Chegamos ao dia da apresentação com metade da cidade sabendo que o CAACS era “Carlim de Isté”, Jaivan de seu Manfredo, “Mundim” de Dona Preta e mais uma renca de desocupados, embora, a imensa maioria ainda vivesse a ilusão que o tão comentado espetáculo trouxesse a participação de alguns famosos artistas da televisão brasileira. Meia hora antes do início do espetáculo o velho cinema bateu recorde de público – foram mais de 300 cadeiras emprestadas dos colégios da cidade –, sentados, em pé, deitadas no chão. Metade não sabia o que fazia ali e a outra metade (que sabia quem éramos), foram para vaiar. No horário combinado, anunciamos ainda atrás das cortinas o início do espetáculo. A velha radiola emprestada de Pedrinho, amplificada com um velho microfone, rodou o disco “The Dark Side of the Moon” do Pink Floyd, enquanto o rufar dos tambores nos bastidores, acompanhado da batida seca de um prato metálico, fez a plateia (diante da luz negra emprestada) gritar, se borrando de medo. E assim que o mecanismo artesanal abriu as cortinas e o infravermelho iluminou grotescamente, o inenarrável prazer do vampiro interpretado por Pio (com a cabeça completamente careca), chupando gulosamente o pescoço da jovem Leninha, o cinema veio abaixo. Foi um sucesso absoluto. Saliento que o nosso vampiro brasileiro veio antes de Bento Carneiro, personagem criado por Chico Anísio. Diante do espetáculo, a plateia se rendeu, fomos aplaudidos de pé. Foi uma noite memorável, uma apresentação impecável, batendo todos os recordes de público, bilheteria e… elogios.

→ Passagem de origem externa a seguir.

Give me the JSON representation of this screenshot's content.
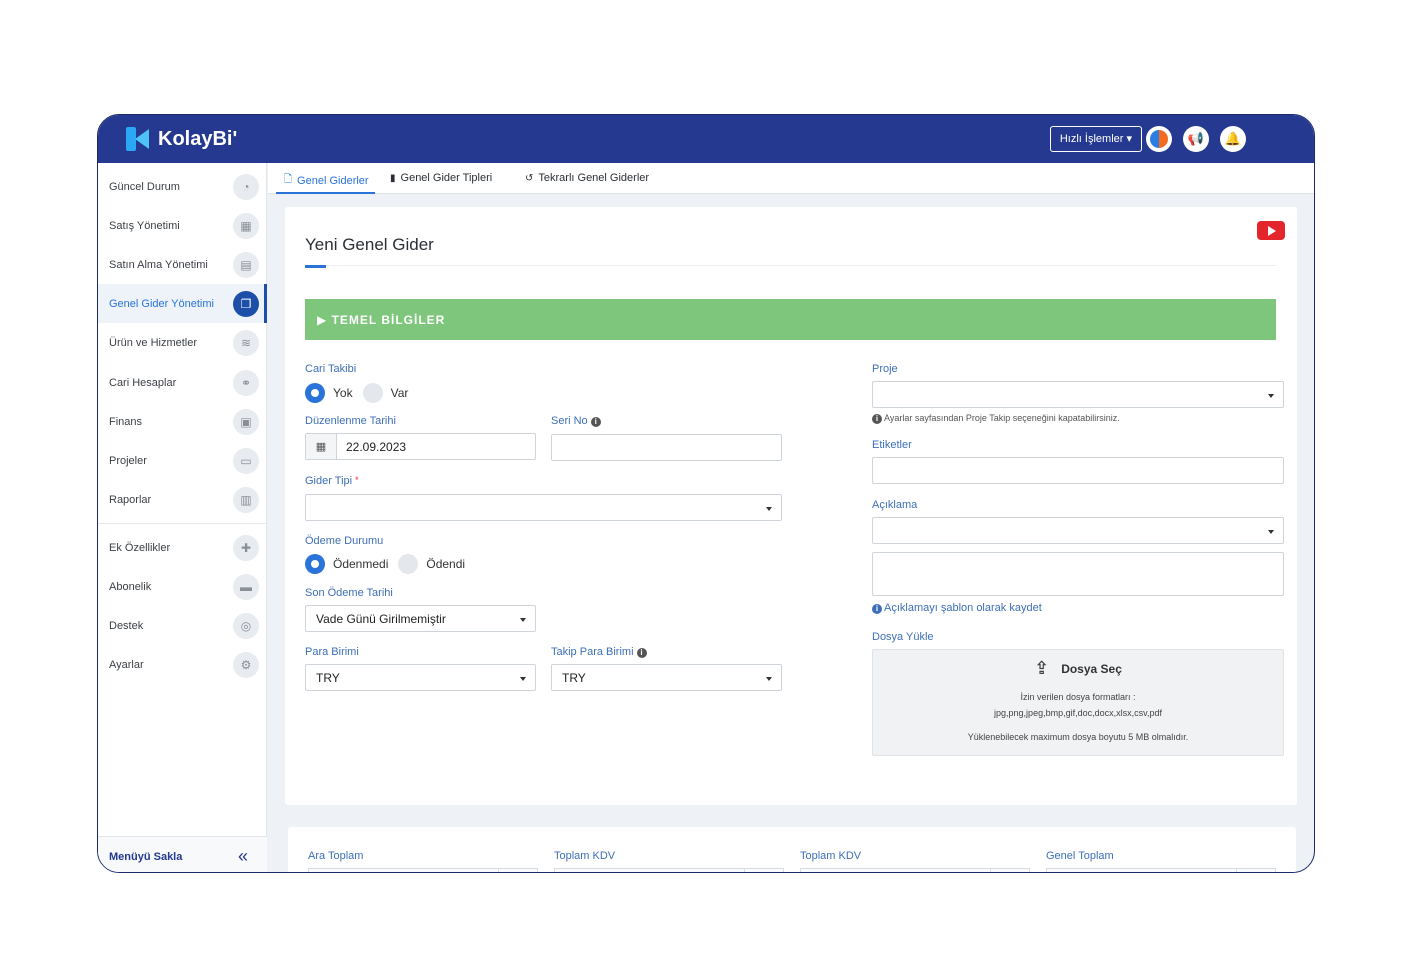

Nascia-se oficialmente o teatro da cidade de Cândido Sales. O público demorou a sair… Aplausos, abraços, bajulações e éramos – aos olhos do povo – artistas, dando até autógrafos. E aí se sucederam inúmeras apresentações. No mês seguinte, após a partida de Jaivan Acioly para a Paulicéia, o grupo resolveu montar uma peça religiosa “O Sacrifício de Abraão”. Para isto requisitamos novos atores. Edmilson Nunes fazia uma participação especial. Quinquinha, na época era um garotinho e fazia o papel do filho de Abraão, contracenando com um carneirinho vivo. Muita gente da plateia chorou diante do drama de Isaac, o personagem, filho de Abraão. E assim, produzimos por um longo período, uma infinidade de peças teatrais, algumas até premiadas em outras cidades.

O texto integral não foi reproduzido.